Dele fluíam rios de luz,
e cada raio era um pensamento vivo.
O ouro do seu palácio era tempo,
e o tempo, sua respiração.
Mas no fundo do abismo,
onde o eco não ousa descer,
se contorcia Veneno —
irmão esquecido, sombra do desejo.
Ele fitava a coroa ardente,
ansiando provar-lhe o poder;
mas toda vez que se ergueu do nada,
a mão do Um o lançou de volta à noite.
Então veio Luz Bela,
prisioneira no laço de trevas.
O Um desceu, por piedade,
e libertou-a da teia do horror.
E da união da chama e do brilho
nasceram os Quatro Imortais,
filhos do amor entre o dia e o alvorecer,
herdeiros da glória e da memória.
Diz-se que os elfos ouviram primeiro
o cântico de sua criação,
e os homens, ao acordar na relva,
choraram sem saber por quê.
Pois a guerra entre os irmãos não cessou,
nem cessará enquanto houver sombra.
Mas o Um, em seu trono de ouro,
mantém acesa a coroa.
E cada estrela é uma lembrança —
um fragmento de sua chama,
cantando em silêncio eterno
que a luz sempre vence o veneno.
*o Um, também chamado de O único pelos elfos, habitava em um trono cheio de luz, sentado em seu palacio feito de ouro, sozinho, e seu irmão, Veneno, morava em um abismo feito de trevas.
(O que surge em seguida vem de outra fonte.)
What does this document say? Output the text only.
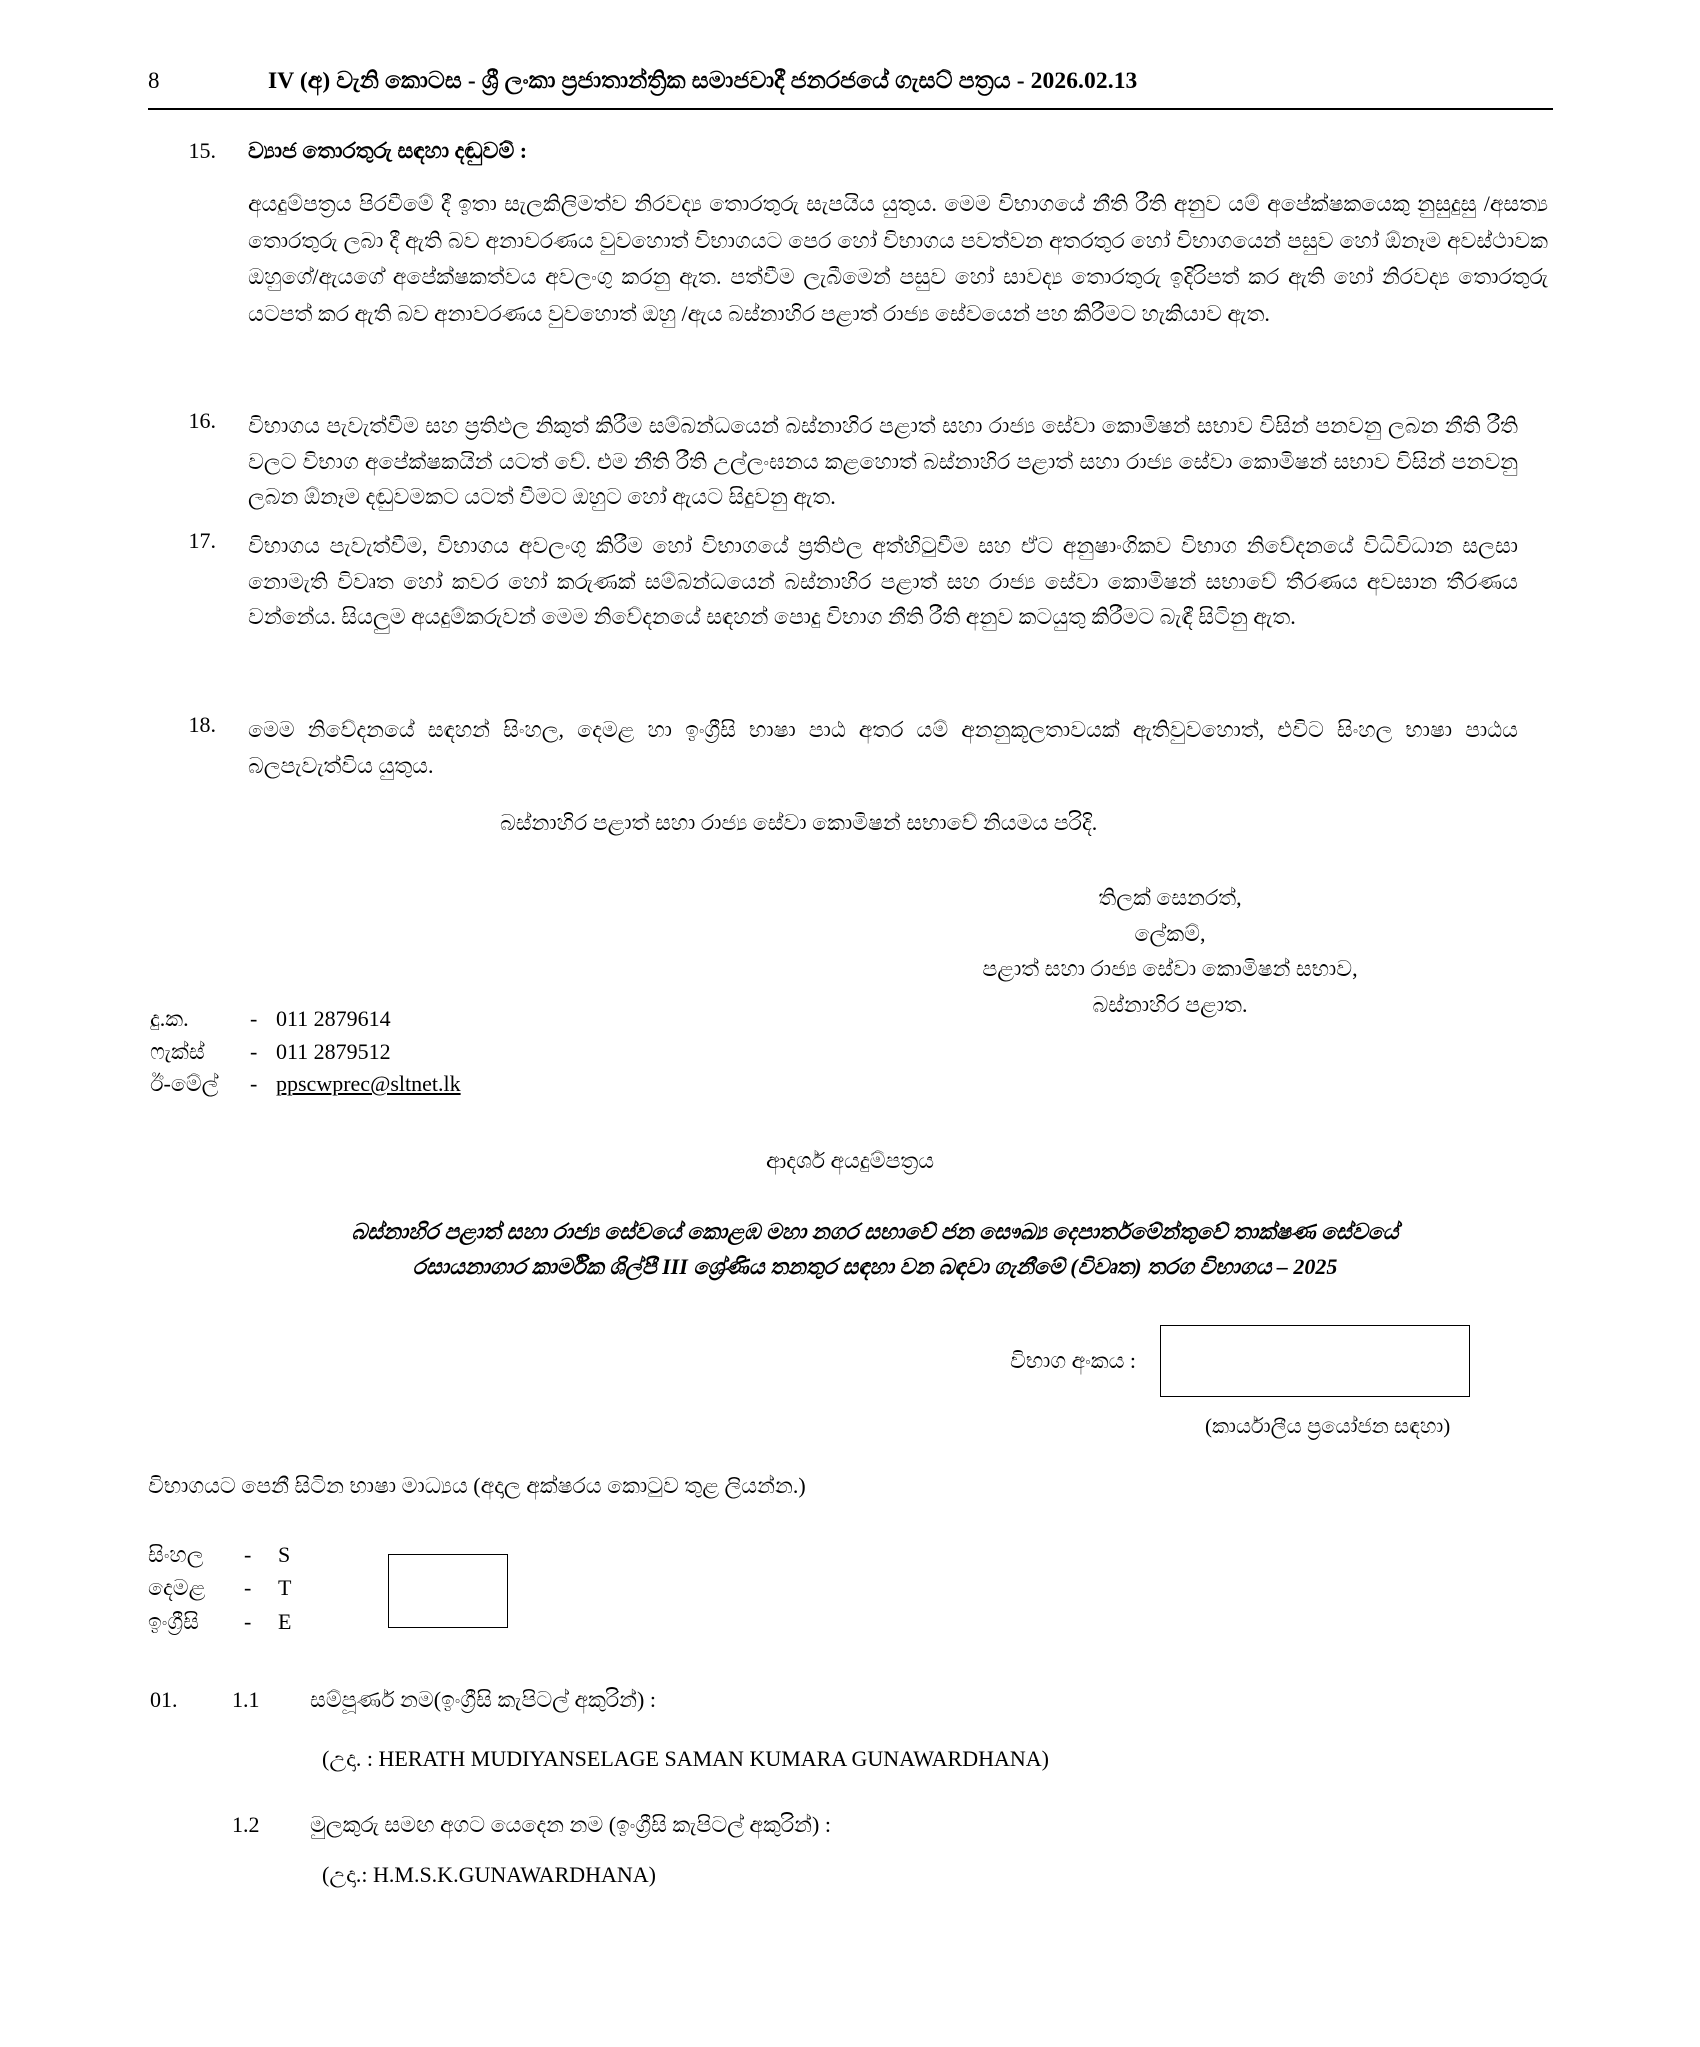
8	IV (අ) වැනි කොටස - ශ්‍රී ලංකා ප්‍රජාතාන්ත්‍රික සමාජවාදී ජනරජයේ ගැසට් පත්‍රය - 2026.02.13
15.	ව්‍යාජ තොරතුරු සඳහා දඬුවම් :
අයදුම්පත්‍රය පිරවීමේ දී ඉතා සැලකිලිමත්ව නිරවද්‍ය තොරතුරු සැපයිය යුතුය. මෙම විභාගයේ නීති රීති අනුව යම් අපේක්ෂකයෙකු නුසුදුසු /අසත්‍ය තොරතුරු ලබා දී ඇති බව අනාවරණය වුවහොත් විභාගයට පෙර හෝ විභාගය පවත්වන අතරතුර හෝ විභාගයෙන් පසුව හෝ ඕනෑම අවස්ථාවක ඔහුගේ/ඇයගේ අපේක්ෂකත්වය අවලංගු කරනු ඇත. පත්වීම ලැබීමෙන් පසුව හෝ සාවද්‍ය තොරතුරු ඉදිරිපත් කර ඇති හෝ නිරවද්‍ය තොරතුරු යටපත් කර ඇති බව අනාවරණය වුවහොත් ඔහු /ඇය බස්නාහිර පළාත් රාජ්‍ය සේවයෙන් පහ කිරීමට හැකියාව ඇත.
16.	විභාගය පැවැත්වීම සහ ප්‍රතිඵල නිකුත් කිරීම සම්බන්ධයෙන් බස්නාහිර පළාත් සහා රාජ්‍ය සේවා කොමිෂන් සභාව විසින් පනවනු ලබන නීති රීති වලට විභාග අපේක්ෂකයින් යටත් වේ. එම නීති රීති උල්ලංඝනය කළහොත් බස්නාහිර පළාත් සහා රාජ්‍ය සේවා කොමිෂන් සභාව විසින් පනවනු ලබන ඕනෑම දඬුවමකට යටත් වීමට ඔහුට හෝ ඇයට සිදුවනු ඇත.
17.	විභාගය පැවැත්වීම, විභාගය අවලංගු කිරීම හෝ විභාගයේ ප්‍රතිඵල අත්හිටුවීම සහ ඒට අනුෂාංගිකව විභාග නිවේදනයේ විධිවිධාන සලසා නොමැති විවෘත හෝ කවර හෝ කරුණක් සම්බන්ධයෙන් බස්නාහිර පළාත් සහ රාජ්‍ය සේවා කොමිෂන් සභාවේ තීරණය අවසාන තීරණය වන්නේය. සියලුම අයදුම්කරුවන් මෙම නිවේදනයේ සඳහන් පොදු විභාග නීති රීති අනුව කටයුතු කිරීමට බැඳී සිටිනු ඇත.
18.	මෙම නිවේදනයේ සඳහන් සිංහල, දෙමළ හා ඉංග්‍රීසි භාෂා පාඨ අතර යම් අනනුකූලතාවයක් ඇතිවුවහොත්, එවිට සිංහල භාෂා පාඨය බලපැවැත්විය යුතුය.
බස්නාහිර පළාත් සහා රාජ්‍ය සේවා කොමිෂන් සභාවේ නියමය පරිදි.
තිලක් සෙනරත්,
ලේකම්,
පළාත් සහා රාජ්‍ය සේවා කොමිෂන් සභාව,
බස්නාහිර පළාත.
දු.ක.	- 011 2879614
ෆැක්ස්	- 011 2879512
ඊ-මේල්	- ppscwprec@sltnet.lk
ආදර්ශ අයදුම්පත්‍රය
බස්නාහිර පළාත් සහා රාජ්‍ය සේවයේ කොළඹ මහා නගර සභාවේ ජන සෞඛ්‍ය දෙපාර්තමේන්තුවේ තාක්ෂණ සේවයේ
රසායනාගාර කාර්මික ශිල්පී III ශ්‍රේණිය තනතුර සඳහා වන බඳවා ගැනීමේ (විවෘත) තරග විභාගය – 2025
විභාග අංකය :
(කාර්යාලීය ප්‍රයෝජන සඳහා)
විභාගයට පෙනී සිටින භාෂා මාධ්‍යය (අදාල අක්ෂරය කොටුව තුළ ලියන්න.)
සිංහල	-	S
දෙමළ	-	T
ඉංග්‍රීසි	-	E
01. 1.1 සම්පූර්ණ නම(ඉංග්‍රීසි කැපිටල් අකුරින්) :
(උදා. : HERATH MUDIYANSELAGE SAMAN KUMARA GUNAWARDHANA)
1.2 මුලකුරු සමඟ අගට යෙදෙන නම (ඉංග්‍රීසි කැපිටල් අකුරින්) :
(උදා.: H.M.S.K.GUNAWARDHANA)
E Veneno desejava se alimentar com o poder da coroa de fogo do um. E havia guerra entre os dois irmãos, mas o Um sempre jogava Veneno de novo no abismo. O Um tinha forma humanoide, e foi quem criou os homens e os elfos, e também os Quatro Imortais, que eram seus filhos com Luz bela, uma entidade mulher que ele encontrou na beira do abismo, e libertou do seu irmão, Veneno, que era um horrivel ser de corpo de aranha e rosto humanoide.